# Is there an alternative characterisation of vector bundles with vanishing characteristic classes?

This question came up yesterday during our index theory seminar.

Let $M$ be a 1-connected smooth manifold and let $E \to M$ be a finite-rank complex vector bundle over $M$. If all the Chern classes of $E$ vanish, what else can one say about $E$? In other words, is there an alternative characterisation of such $E$?

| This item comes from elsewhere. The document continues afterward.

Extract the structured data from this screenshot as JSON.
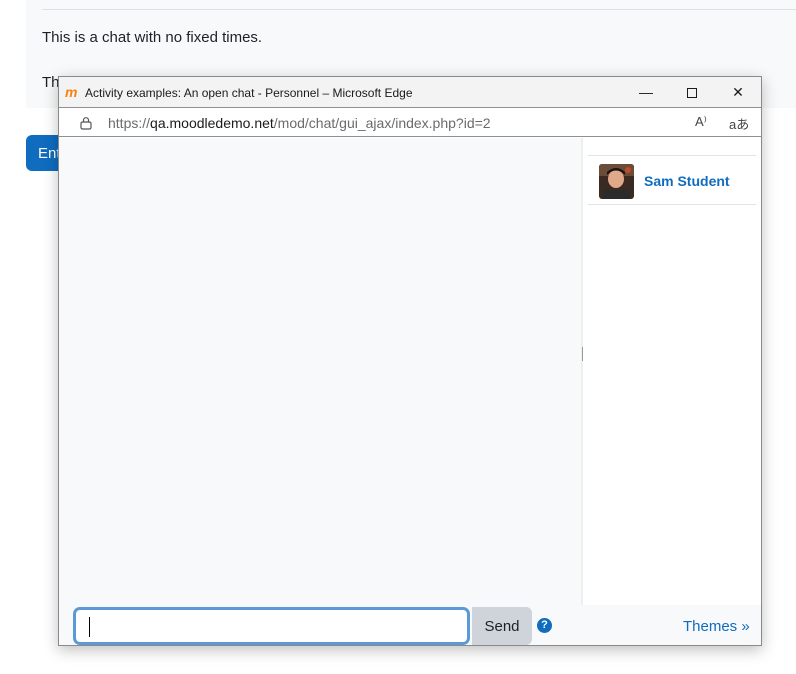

(For a similar question in the case of $M$ having nontrivial fundamental group, see this previous question.)

-
A somewhat tautological but perhaps useful answer: A vector bundle given by $M \to BU$ has trivial Chern classes precisely when it lifts to the homotopy fibre of $BU \to \prod_n K(Z,2n)$ given by the Chern classes. – Torsten Ekedahl Feb 15 '11 at 18:45
In the holomorphic world the general answer is "not much" without some kind of stability condition (e.g., take direct sums of line bundles.) But if your $E$ is stable, with respect to some polarization (I'm assuming $M$ projective also), then, since $M$ is $1$-connected, it will be trivial (Donaldson-Uhlenbeck, IIRC). (But maybe this is orthogonal to your real question, sorry.) – inkspot Feb 15 '11 at 20:41
What do you mean by "take direct sums of line bundles"? It should be an example of what? – diverietti Feb 15 '11 at 22:29
The map in Torstens comment is $6$-connected ($\pi_*$-iso in degrees $\leq 5$, epi in degree $6$). Therefore the homotopy fibre is $5$-connected. That means that for manifolds of dimension $\leq 5$, such a vector bundle will be trivial. – Johannes Ebert Feb 16 '11 at 0:13
Correction: $c_n$ on $S^{2n}$ has to be divisible by $(n-1)!$ (Bott). So the map isn't surjective on $\pi_6$. But it is still $5$-connected, and bundles with zero Chern classes are trivial in dimensions $\leq 4$. – Johannes Ebert Feb 16 '11 at 0:18

Since no one has mentioned it yet, let me point out one possibly interesting observation. If the base manifold $M$ is compact and has no torsion in its integral cohomology, then a vector bundle $E$ with vanishing Chern classes is stably trivial. This was pointed out to me by Robert Lipshitz. The reason is as follows: from looking at the Atiyah-Hirzebruch spectral sequence, one can see that there can't be any torsion in the complex K-theory of $M$. Looking at the Chern character, one concludes that $[E]$ must be trivial in $\widetilde{K}^0(M)$, i.e. $E$ is stably trivial.